Mummy was the most doting mother in the world—she would dash off into the kitchen at twelve midnight if you were hungry—but conversely, also a disciplinarian. I remember when Manoj and I were walking back from Ranchi Colony one day; we decided to buy a lemon drop each. These were kidney shaped sweet-sour toffees that were stored in a big jar and the cost of one was five paise. It wasn’t a princely sum but in good ol’ days, no one had heard of pocket money. Since Sukul ji who ran the paan-dukaan recognised us well enough to be assured of our credit-worthiness, we bought two lemon drops. The home-front was another story altogether. We asked Mummy for the money, saying that we had been unable to resist the sweet temptation. I seem to remember that as being the only time ever that I got a slap from her. I’m certain Manoj can’t say the same, because he was forever into and out of scrapes, but meek, inoffensive ol’ me sure hadn’t bargained for Mummy’s anger. ‘You will eat toffees on credit?’ she asked in a furious tone. To date I have not forgotten. I use my credit card so sparingly that I get a joyful sms from the credit card company welcoming me with open arms whenever I make a paltry purchase.
I tried off and on to be a model child beginning with trying to be unselfish. That entailed not taking extra portions of dessert but invariably all good intentions flew out the window when the time came. So Manoj and I would ask casually whether there was any dessert left. Mummy would discover right then that she’d eaten far too much and it was impossible to accommodate dessert; resolutely we would refuse to look in the general direction of Jiji (big sis), who we knew would be glaring at us, and would happily tuck into the helping from Mummy’s share. Today’s children suffering from plenty, rarely behave in this fashion but I can’t say I would trade our days of less miraculously becoming more, for anything in the world.

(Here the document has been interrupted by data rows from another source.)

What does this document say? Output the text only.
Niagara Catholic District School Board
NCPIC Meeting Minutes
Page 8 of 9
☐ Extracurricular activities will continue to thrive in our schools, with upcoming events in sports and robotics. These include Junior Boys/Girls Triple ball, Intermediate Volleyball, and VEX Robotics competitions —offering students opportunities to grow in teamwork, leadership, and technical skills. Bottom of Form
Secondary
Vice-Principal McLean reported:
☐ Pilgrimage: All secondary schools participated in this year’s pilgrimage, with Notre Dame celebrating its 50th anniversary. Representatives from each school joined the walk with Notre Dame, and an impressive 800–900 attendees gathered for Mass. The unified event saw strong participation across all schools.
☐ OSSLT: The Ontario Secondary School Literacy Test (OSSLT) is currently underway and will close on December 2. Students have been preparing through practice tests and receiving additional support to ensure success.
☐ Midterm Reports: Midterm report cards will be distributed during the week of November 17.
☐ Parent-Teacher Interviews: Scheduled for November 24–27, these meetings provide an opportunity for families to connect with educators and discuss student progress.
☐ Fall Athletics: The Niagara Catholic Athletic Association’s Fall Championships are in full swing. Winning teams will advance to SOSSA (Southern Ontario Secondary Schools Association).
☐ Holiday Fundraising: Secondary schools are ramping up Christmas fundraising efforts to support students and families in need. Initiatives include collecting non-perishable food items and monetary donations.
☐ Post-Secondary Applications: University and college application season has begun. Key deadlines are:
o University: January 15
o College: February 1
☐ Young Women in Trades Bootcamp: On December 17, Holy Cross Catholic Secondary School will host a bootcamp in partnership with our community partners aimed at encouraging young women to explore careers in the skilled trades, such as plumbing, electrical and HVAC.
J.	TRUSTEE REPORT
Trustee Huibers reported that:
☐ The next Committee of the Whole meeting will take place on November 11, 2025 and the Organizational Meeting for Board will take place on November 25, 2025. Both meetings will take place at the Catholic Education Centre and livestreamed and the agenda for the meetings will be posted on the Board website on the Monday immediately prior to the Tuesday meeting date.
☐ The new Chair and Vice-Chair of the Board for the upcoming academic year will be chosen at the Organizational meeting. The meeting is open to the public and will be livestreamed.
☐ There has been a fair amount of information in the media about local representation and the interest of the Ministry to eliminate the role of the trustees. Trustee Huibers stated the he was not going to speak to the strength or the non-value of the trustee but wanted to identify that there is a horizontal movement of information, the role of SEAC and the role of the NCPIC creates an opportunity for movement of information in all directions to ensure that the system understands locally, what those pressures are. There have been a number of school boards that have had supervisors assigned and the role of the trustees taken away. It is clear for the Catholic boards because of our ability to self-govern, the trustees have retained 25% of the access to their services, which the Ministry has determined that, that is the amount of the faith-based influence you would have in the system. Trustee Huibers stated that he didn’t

'Think before you speak' was, for me, limited to the odd English lesson on proverbs. On one occasion, a plumber had come to repair a section of the pipe and after he'd finished the job, requested me to give him a note to that effect. I asked him the spelling of his name in English--I think it was Baleshwar-- and he replied with some embarrassment, that he did not know the language . That should have been the last we heard on the subject. But yours truly, not content with one display of utter foolishness, proceeded to narrate the incident over dinner. Peals of laughter could be heard from all present, interspersed with a clever comment from Manoj that I should have asked him what he thought of the US President. I stormed out of the room in a huff that day and barely managed to live it down thereafter.